We then decided to examine whether it matters in cognition, because we know that traumatic brain injury is considered a risk factor for dementia and adverse brain health outcomes. We sought to conduct meta-research, because our Ontario population is one specific group—Canada is not the whole world. So we conducted systematic reviews and reanalyzed findings, because we had conducted many systematic reviews in the past. When done properly, each systematic review leaves you with more questions than answers and a great deal of uncertainty about why the evidence is so heterogeneous. We implemented machine learning approaches to see whether these factors truly matter.
That work required considerable effort. We had longitudinal data from studies published since inception up to one year prior, encompassing around 32 cohorts with both moderate and severe traumatic brain injury. We examined whether cohort characteristics predicted recovery course, where recovery was standardized based on rate of change in cognitive markers using standardized neuropsychological tests—which we consider the gold standard tools for understanding cognitive domains. The data was extremely heterogeneous, with very little description of participants’ social characteristics. However, at least two variables were reported consistently: sex proportion and injury severity, and most also reported age with standard deviation. Some additionally reported education, which is an important factor for cognition given its strong association with cognitive scores.
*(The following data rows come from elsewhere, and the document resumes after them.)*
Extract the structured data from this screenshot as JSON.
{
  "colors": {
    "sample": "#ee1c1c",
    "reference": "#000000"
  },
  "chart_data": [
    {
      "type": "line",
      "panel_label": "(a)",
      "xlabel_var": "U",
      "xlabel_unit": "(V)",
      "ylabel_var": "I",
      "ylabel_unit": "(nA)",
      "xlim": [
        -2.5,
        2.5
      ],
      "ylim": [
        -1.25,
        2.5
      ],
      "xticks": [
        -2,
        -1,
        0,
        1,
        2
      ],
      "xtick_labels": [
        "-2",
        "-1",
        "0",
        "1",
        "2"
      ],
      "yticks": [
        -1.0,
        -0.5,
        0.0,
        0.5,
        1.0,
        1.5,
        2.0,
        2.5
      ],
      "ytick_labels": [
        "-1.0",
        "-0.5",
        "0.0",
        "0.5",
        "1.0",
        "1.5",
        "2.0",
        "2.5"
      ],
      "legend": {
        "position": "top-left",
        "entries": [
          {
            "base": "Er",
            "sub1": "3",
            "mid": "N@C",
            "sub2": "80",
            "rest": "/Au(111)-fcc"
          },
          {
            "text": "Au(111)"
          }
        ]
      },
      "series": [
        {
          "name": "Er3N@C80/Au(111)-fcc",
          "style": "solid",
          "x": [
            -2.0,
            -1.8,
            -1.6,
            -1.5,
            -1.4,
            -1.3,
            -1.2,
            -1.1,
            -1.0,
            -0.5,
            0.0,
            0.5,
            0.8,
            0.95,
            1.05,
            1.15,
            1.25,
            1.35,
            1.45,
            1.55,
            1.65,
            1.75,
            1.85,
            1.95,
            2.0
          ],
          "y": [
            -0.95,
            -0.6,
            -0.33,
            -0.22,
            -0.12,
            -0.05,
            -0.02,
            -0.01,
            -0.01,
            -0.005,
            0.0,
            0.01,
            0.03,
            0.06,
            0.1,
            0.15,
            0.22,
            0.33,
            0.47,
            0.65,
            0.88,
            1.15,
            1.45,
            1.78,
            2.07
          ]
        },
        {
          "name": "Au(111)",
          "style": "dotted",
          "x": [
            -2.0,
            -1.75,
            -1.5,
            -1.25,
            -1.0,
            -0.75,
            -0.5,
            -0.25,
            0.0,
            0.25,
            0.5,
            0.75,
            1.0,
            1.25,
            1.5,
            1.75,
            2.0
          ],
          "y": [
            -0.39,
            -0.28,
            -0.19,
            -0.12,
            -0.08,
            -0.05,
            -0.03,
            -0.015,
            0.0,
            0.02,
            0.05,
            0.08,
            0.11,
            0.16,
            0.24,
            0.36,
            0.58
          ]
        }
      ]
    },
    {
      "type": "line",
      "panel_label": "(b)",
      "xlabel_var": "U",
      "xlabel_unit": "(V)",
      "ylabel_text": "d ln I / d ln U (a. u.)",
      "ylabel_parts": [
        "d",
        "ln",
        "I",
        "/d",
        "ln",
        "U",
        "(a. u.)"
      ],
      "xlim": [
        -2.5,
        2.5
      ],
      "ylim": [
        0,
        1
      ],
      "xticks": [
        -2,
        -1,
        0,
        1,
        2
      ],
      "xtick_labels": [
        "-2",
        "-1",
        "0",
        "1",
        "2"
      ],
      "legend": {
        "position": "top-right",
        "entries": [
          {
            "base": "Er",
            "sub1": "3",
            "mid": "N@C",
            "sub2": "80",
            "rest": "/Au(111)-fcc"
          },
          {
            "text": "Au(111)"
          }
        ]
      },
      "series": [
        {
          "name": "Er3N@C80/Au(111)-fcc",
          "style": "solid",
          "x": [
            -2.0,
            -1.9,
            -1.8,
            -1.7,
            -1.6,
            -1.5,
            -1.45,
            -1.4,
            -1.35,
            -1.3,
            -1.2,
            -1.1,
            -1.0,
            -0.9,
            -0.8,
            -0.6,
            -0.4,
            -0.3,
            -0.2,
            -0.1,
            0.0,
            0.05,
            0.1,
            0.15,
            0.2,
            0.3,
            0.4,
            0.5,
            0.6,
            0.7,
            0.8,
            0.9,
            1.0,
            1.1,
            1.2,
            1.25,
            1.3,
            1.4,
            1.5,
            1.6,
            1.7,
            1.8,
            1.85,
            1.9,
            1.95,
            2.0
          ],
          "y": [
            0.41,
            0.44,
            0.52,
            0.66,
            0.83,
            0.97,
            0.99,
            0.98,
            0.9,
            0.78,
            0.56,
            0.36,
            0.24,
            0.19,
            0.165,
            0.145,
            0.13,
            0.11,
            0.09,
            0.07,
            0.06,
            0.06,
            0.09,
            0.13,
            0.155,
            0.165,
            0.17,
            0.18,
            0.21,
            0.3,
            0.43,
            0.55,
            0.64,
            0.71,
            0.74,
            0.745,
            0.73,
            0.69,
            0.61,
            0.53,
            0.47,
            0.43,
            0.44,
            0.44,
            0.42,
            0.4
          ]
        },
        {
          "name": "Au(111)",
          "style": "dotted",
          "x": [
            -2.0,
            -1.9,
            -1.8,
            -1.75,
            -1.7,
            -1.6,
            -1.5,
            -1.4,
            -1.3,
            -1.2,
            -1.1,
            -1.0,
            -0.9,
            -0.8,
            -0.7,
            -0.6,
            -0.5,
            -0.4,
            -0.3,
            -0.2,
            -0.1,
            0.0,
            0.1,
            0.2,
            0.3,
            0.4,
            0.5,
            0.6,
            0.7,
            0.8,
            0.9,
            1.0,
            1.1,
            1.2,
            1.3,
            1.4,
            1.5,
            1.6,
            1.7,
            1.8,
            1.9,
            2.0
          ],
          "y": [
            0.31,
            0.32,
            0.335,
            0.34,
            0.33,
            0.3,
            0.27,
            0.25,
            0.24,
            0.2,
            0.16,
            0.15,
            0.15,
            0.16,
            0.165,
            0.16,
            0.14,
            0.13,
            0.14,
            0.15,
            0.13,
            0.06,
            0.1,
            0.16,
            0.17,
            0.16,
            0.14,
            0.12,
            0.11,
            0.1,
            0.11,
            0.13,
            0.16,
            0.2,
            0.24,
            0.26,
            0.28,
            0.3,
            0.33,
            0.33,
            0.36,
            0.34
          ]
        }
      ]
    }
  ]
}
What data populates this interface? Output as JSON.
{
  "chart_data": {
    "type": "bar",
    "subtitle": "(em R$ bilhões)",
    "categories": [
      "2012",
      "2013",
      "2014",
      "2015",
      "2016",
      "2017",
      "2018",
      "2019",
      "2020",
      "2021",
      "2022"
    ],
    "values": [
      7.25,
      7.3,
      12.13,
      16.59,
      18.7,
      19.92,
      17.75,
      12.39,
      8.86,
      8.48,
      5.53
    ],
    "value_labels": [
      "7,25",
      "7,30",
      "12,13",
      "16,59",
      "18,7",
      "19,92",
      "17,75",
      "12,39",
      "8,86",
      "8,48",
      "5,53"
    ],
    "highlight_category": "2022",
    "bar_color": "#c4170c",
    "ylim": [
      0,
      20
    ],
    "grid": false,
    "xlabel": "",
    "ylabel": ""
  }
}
Because the evidence came from around the world across different publication years, we also looked at the Gender Inequality Index—a structural parameter assigned to each country annually based on maternal mortality rate, representation in political offices, and educational attainment. The score varies based on societies’ progress globally. We assigned this index to each published study as a continuous variable and built three machine learning models. What we found was that without the Gender Inequality Index, sex proportion and gender proportion mattered. But when we assigned the Gender Inequality Index to the models, sex and gender proportion dissipated—the structural index became the dominant variable. The key finding from this meta-analysis is that structural, societal factors matter for how people progress and their rate of change in cognitive recovery. It is preliminary, but it says that you are not independent from your community, your country, or global considerations. That is an important lesson—it tells us that if we want to understand why certain societies are more prone to dementia than others, we may need to look at these topics more precisely. In addition to physiology, we are prone to responding to stresses that accompany our roles and responsibilities in society.
Pharmacy Times: Is there anything you would like to add?
Mollayeva: I think your question was initially about the clinical brain injury matrix, and it is an amazing tool. It is a first step toward personalized medicine, I would say, and it is extremely relevant for traumatic brain injury. It captures a great deal of clinical information and also attends to social parameters as modifiable factors. Social parameters in long-term outcomes probably outweigh many clinical parameters, based on our observations in research—and this tool represents an extraordinary step toward understanding traumatic brain injury and its courses. People come to traumatic brain injury not the same—they are very diverse in terms of their health status, social positioning, risk factors, and frequency of prior injuries, all of which will be reflected in this clinical matrix. Documentation is key for future progress in traumatic brain injury.